La realizzazione del basso continuo dovrà essere un’abilità chiave dato che attraverso di essa si può accedere a un repertorio molto vario e altrettanto soddisfacente; inoltre l’accompagnamento al basso continuo spesso si rivela una strada significativa dal punto di vista professionale e lavorativo. Nel corso del triennio lo studente svilupperà la capacità di realizzare il basso continuo sui propri strumenti, siano essi arciliuto, tiorba, liuto barocco o chitarra barocca attraverso lo studio delle fonti storiche, ma soprattutto attraverso lo sviluppo dell’abilità nel realizzare un continuo adatto ed efficace che tenga conto dei punti di forza e dei punti deboli di ogni strumento e del suo ruolo nella formazione e nei brani da eseguire.

LIUTO (COMA/02)

Il programma d’esame si articola in due prove: la prima prova mira a verificare le abilità strumentali e la maturità musicale del candidato. La seconda prova mira a verificare le conoscenze teoriche e di cultura musicale di base.

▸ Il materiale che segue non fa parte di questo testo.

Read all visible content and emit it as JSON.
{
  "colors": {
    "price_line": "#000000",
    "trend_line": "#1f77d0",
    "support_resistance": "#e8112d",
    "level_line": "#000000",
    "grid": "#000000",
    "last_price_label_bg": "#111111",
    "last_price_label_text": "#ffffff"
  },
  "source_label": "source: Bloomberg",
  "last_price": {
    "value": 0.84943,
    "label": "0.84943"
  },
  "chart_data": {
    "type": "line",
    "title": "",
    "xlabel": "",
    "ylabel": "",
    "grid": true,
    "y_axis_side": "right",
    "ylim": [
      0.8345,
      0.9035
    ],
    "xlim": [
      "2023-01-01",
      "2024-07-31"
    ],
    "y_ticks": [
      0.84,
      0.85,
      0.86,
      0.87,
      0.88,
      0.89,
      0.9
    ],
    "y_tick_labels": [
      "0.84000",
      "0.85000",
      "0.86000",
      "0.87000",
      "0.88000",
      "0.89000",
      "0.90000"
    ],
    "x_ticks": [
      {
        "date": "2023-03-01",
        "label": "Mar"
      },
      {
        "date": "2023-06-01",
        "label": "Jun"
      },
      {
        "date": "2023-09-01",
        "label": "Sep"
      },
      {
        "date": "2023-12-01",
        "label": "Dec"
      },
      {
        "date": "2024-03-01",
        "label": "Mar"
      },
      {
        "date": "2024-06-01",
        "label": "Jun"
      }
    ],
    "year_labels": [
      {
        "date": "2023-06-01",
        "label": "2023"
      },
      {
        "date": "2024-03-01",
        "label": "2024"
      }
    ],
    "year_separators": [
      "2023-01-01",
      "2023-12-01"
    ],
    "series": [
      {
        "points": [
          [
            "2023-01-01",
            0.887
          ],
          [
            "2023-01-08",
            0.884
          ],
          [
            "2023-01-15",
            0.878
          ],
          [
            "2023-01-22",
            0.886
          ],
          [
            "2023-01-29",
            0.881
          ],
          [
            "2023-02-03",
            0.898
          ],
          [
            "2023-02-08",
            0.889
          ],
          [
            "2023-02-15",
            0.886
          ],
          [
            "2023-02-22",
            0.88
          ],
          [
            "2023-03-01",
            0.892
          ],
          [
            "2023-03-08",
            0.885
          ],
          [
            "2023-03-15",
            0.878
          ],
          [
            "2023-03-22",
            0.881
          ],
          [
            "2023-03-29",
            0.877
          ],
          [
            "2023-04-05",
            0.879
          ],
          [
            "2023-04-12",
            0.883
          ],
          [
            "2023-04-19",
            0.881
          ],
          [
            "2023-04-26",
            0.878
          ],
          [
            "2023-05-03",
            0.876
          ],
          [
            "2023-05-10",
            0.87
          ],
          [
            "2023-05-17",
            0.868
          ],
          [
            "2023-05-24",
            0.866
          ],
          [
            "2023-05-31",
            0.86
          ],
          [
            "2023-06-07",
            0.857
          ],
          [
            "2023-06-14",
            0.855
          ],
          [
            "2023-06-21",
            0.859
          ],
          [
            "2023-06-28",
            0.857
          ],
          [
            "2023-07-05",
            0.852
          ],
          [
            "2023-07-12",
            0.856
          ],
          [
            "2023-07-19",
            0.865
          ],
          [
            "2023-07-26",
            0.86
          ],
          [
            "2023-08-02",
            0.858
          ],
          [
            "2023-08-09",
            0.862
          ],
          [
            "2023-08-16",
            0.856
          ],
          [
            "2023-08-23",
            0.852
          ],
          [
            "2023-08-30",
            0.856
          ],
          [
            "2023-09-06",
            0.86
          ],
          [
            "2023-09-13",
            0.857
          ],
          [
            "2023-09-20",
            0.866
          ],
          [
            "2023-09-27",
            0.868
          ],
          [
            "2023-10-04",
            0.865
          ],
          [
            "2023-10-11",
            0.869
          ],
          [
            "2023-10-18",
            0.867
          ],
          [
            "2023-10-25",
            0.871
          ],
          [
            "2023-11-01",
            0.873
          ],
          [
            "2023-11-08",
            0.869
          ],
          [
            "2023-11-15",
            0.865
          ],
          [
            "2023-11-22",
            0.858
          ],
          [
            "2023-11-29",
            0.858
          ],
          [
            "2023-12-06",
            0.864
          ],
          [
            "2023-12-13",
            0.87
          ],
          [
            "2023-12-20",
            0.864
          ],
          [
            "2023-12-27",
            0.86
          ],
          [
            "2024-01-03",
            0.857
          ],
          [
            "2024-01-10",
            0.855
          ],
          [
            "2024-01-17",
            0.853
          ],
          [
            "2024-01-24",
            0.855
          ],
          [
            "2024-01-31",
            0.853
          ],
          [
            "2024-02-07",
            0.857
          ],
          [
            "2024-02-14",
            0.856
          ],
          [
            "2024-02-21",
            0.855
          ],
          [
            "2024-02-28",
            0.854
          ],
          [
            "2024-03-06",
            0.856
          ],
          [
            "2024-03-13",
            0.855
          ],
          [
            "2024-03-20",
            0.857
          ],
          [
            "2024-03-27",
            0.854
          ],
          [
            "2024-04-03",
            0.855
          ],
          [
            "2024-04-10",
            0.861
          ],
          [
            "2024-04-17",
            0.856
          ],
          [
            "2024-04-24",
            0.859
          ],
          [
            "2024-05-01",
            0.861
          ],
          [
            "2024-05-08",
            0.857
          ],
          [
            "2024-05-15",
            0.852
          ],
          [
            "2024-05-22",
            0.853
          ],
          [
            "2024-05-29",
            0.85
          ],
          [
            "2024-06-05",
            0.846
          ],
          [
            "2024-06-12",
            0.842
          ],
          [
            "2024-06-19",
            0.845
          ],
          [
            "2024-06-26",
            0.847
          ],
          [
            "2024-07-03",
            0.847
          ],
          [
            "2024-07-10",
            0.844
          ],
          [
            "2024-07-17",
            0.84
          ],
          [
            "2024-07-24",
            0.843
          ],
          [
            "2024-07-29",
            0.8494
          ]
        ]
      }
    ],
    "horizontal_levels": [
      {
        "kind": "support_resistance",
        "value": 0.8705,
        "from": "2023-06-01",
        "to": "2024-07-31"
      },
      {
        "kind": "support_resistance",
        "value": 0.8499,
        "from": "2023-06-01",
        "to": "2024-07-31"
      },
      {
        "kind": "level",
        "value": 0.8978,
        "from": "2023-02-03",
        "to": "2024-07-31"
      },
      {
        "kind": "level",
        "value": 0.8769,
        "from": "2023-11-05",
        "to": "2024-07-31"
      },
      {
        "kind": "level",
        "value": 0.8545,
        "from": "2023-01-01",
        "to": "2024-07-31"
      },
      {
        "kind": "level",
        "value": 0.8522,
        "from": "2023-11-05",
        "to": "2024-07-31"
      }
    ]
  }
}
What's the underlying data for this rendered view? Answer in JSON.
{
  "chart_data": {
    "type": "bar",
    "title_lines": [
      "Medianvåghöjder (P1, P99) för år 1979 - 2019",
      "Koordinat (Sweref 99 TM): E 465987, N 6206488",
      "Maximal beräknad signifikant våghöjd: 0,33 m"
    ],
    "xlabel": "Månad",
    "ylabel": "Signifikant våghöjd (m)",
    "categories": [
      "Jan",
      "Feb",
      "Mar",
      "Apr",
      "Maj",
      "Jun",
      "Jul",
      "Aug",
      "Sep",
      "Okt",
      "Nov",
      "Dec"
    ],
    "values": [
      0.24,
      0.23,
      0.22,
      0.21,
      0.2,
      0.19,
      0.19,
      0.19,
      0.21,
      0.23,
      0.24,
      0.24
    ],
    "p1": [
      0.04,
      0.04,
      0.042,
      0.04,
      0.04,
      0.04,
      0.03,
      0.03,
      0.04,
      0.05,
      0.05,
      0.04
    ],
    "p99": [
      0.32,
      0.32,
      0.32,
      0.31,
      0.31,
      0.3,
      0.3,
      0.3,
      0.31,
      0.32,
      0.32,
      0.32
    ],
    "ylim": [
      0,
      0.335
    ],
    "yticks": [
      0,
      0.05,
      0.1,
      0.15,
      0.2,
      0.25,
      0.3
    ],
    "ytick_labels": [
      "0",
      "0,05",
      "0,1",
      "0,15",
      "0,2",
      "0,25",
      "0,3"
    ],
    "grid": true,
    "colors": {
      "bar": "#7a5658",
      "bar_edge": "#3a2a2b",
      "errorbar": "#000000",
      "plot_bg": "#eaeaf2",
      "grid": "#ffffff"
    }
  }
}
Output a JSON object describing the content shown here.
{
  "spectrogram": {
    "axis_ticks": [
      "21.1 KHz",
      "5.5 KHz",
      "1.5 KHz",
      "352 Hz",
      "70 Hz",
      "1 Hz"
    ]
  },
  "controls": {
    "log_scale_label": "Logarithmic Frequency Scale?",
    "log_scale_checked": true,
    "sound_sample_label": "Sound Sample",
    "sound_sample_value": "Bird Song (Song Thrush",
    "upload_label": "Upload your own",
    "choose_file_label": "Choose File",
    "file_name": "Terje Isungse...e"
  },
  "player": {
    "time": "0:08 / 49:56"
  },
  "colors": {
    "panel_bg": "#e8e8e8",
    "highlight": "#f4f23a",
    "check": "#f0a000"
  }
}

È possibile sostenere l’esame con qualunque modello di liuto, arciliuto, tiorba o chitarra barocca.

PRIMA PROVA

Un programma a scelta di almeno 20 minuti, comprendenti brani di un livello di difficoltà media.

SECONDA PROVA

  1. Lettura a prima vista da intavolatura;
  2. Realizzazione di una semplice basso continuo;
  3. Colloquio;
  4. Prova teorica di armonia, prevista nelle prime settimane dell’anno accademico. Il superamento della prova non è requisito vincolante per l’ammissione al corso, ma – qualora non venga superata con profitto – comporterà debiti formativi che lo studente dovrà colmare entro la prima sessione d’esame, pena la non ammissibilità agli esami del primo anno.